The scenario took shape due to inaccurate information from U.S. Secretary of State Marco Rubio, who on Tuesday, June 2, stated during a hearing before the Senate Foreign Relations Committee that “the infamous prison, El Helicoide, has been closed.” He presented this as progress in the “systemic reforms” of Delcy Rodríguez’s administration.

But the reaction was immediate. Family members who had maintained a 145-day vigil in front of the headquarters of the Bolivarian National Intelligence Service (Sebin) categorically denied the U.S. official’s statement. Furthermore, organizations such as Justice, Encounter, and Forgiveness (JEP) confirmed that at least 25 political prisoners remained in the facility.

“My brother is still unjustly imprisoned… El Helicoide is not closed,” asserted Fabiana Vera, sister of Táchira leader Jackson Vera. Just hours later, on June 4, the activist and another group of detainees were transferred to other facilities without prior notification to lawyers or family members. Subsequently, the Penal Forum revealed that the mass transfer involved at least 90 people.

Relatives such as Jean Carlos Cariel, brother of Ricardo Cariel (detained since 2022), denounced the police cordon around family members and the “arbitrary transfer” as an “atrocity” that does not resolve the underlying injustice. “We are not asking for transfers; we are asking for freedom,” Fabiana Vera also cried out before the cameras of international and independent media that had gathered outside El Helicoide.

The contingent was distributed among centers such as La Planta (where leader Jackson Vera was sent), Yare, El Rodeo, and Tocuyito. The women, for their part, were placed in INOF and the Las Crisálidas annex. The discrepancy in figures between NGOs (ranging from 25 to 90) suggests official opacity regarding the occupancy of the facility, especially in the number acknowledged to international interlocutors.

The Gap Between a Promise and Reality

Parallel to these transfers, the release of 29 workers from the mining company Mibiturven (Turkey-Venezuela Binational Mining) was reported. They had been detained for 14 months in El Rodeo I on charges of “trafficking strategic material.” However, the conditions of their release remain unknown—that is, whether it is full release or under precautionary measures.

Moreover, these figures remain insufficient. When comparing the balances from the Penal Forum, the gap between the ruling party’s promises and actual releases is alarming. During May, the President of the National Assembly, Jorge Rodríguez, promised the release of 300 people within a week, but that number did not materialize in any significant portion of what was announced.

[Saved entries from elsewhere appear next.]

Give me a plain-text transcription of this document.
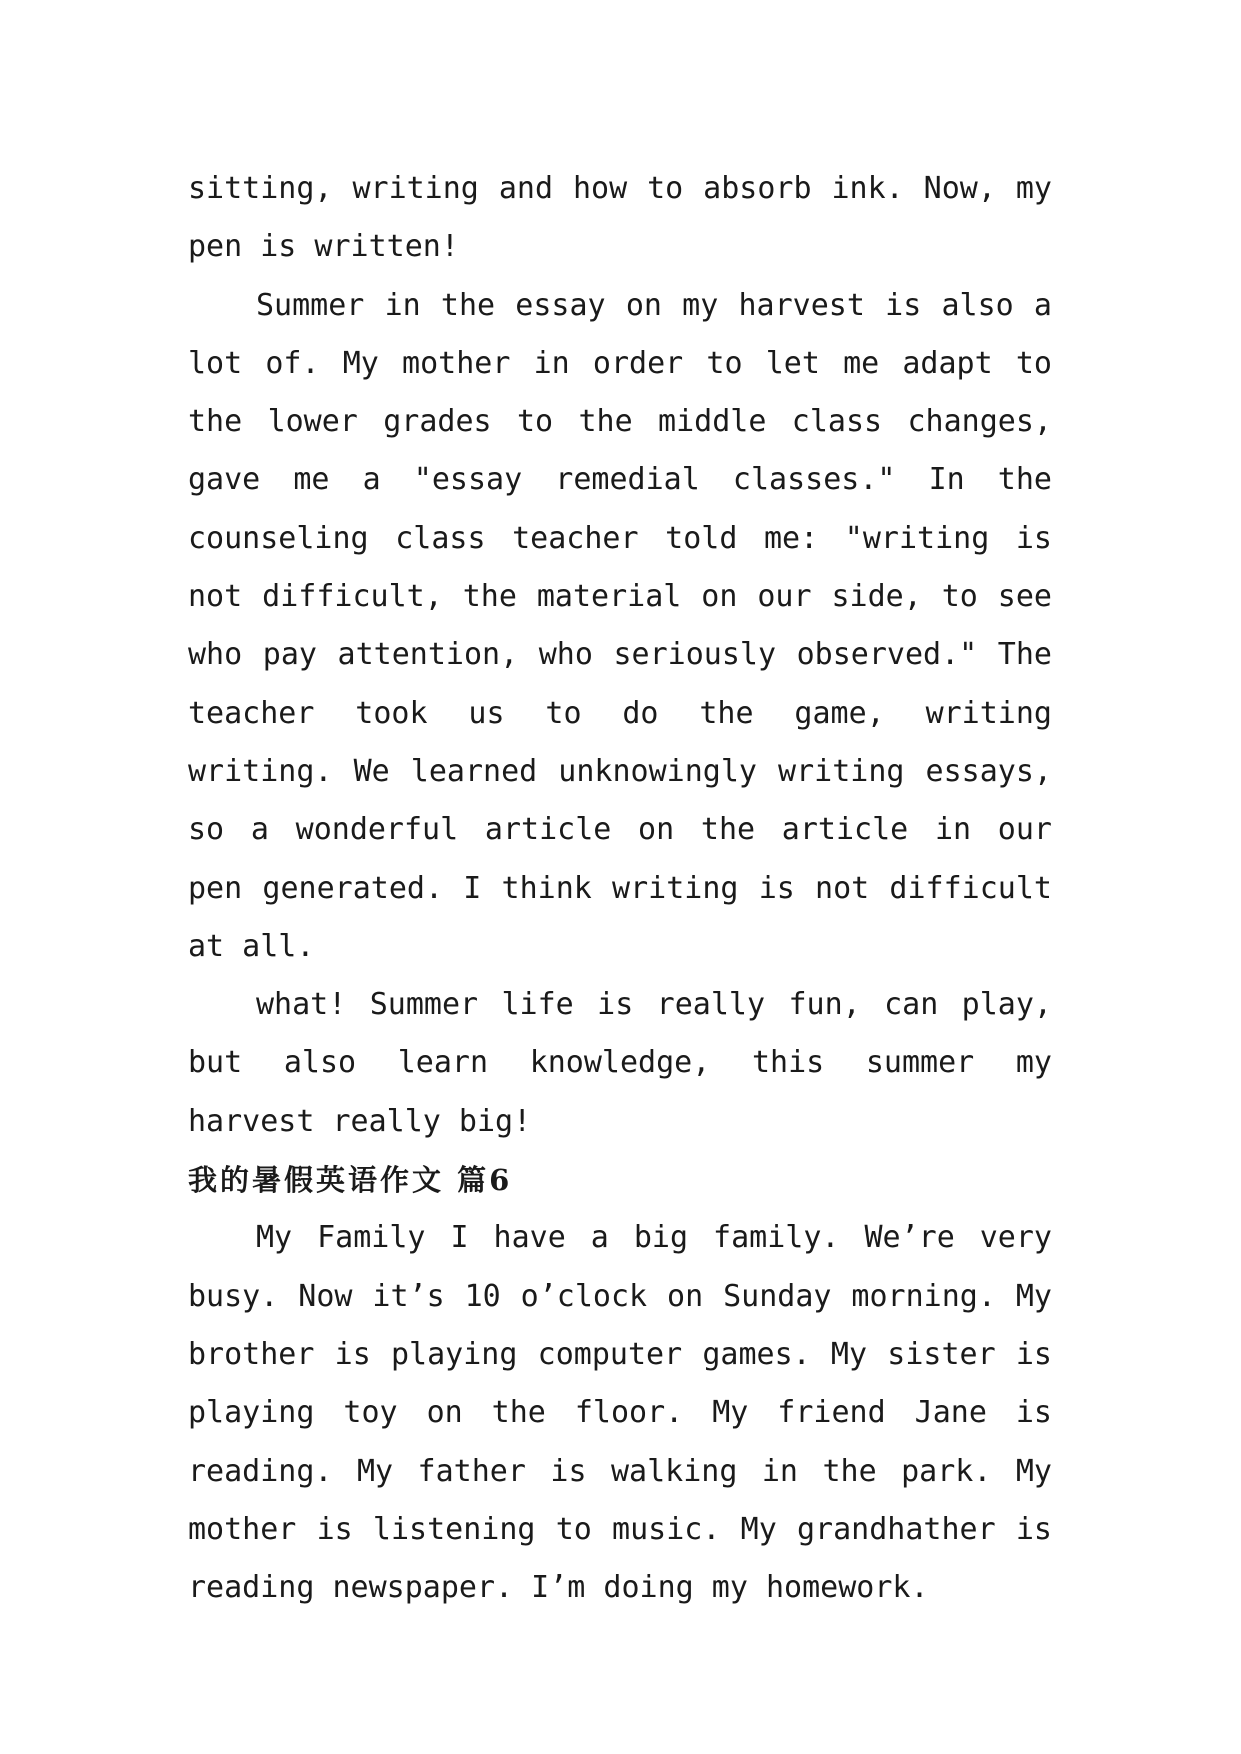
sitting, writing and how to absorb ink. Now, my pen is written!

Summer in the essay on my harvest is also a lot of. My mother in order to let me adapt to the lower grades to the middle class changes, gave me a "essay remedial classes." In the counseling class teacher told me: "writing is not difficult, the material on our side, to see who pay attention, who seriously observed." The teacher took us to do the game, writing writing. We learned unknowingly writing essays, so a wonderful article on the article in our pen generated. I think writing is not difficult at all.

what! Summer life is really fun, can play, but also learn knowledge, this summer my harvest really big!

我的暑假英语作文 篇6

My Family I have a big family. We’re very busy. Now it’s 10 o’clock on Sunday morning. My brother is playing computer games. My sister is playing toy on the floor. My friend Jane is reading. My father is walking in the park. My mother is listening to music. My grandhather is reading newspaper. I’m doing my homework.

Before the announcement, as of May 4, the Penal Forum reported 457 political prisoners, but by June 1, there was only a net reduction of 53 prisoners. Even if the recent release of the 29 Mibiturven workers is added, the number of people who have regained their freedom under this new scheme of “selective pardons” remains far from the 300 promised.

All of this is happening under the cloak of distrust left by the death of Víctor Hugo Quero Navas. His brother, Gabriel Navas, denounced as a “farce” the Public Ministry’s report attributing the death to a “thromboembolism.” Navas recounted that while he was in the prosecutor’s office reviewing the file, the official statement was already circulating on social media without his consent.

Pressure Against Genuine Reform

The decision to transfer the prisoners from El Helicoide appears to be a reactive maneuver, much like the announcement of 300 releases following Donald Trump’s statement that “all political prisoners would be freed.” The pressure from family members, by contradicting Marco Rubio, undermined the credibility of the agreements with Washington, which forced the government to transfer the detainees.

Despite a framework supported by a provisional Amnesty Law and an ongoing subsequent process of criminal justice reform, the continued presence of hundreds of political prisoners demonstrates that the system continues to operate under a logic of “assets for diplomacy.” The government prefers to manage progressive release to maintain its bargaining power.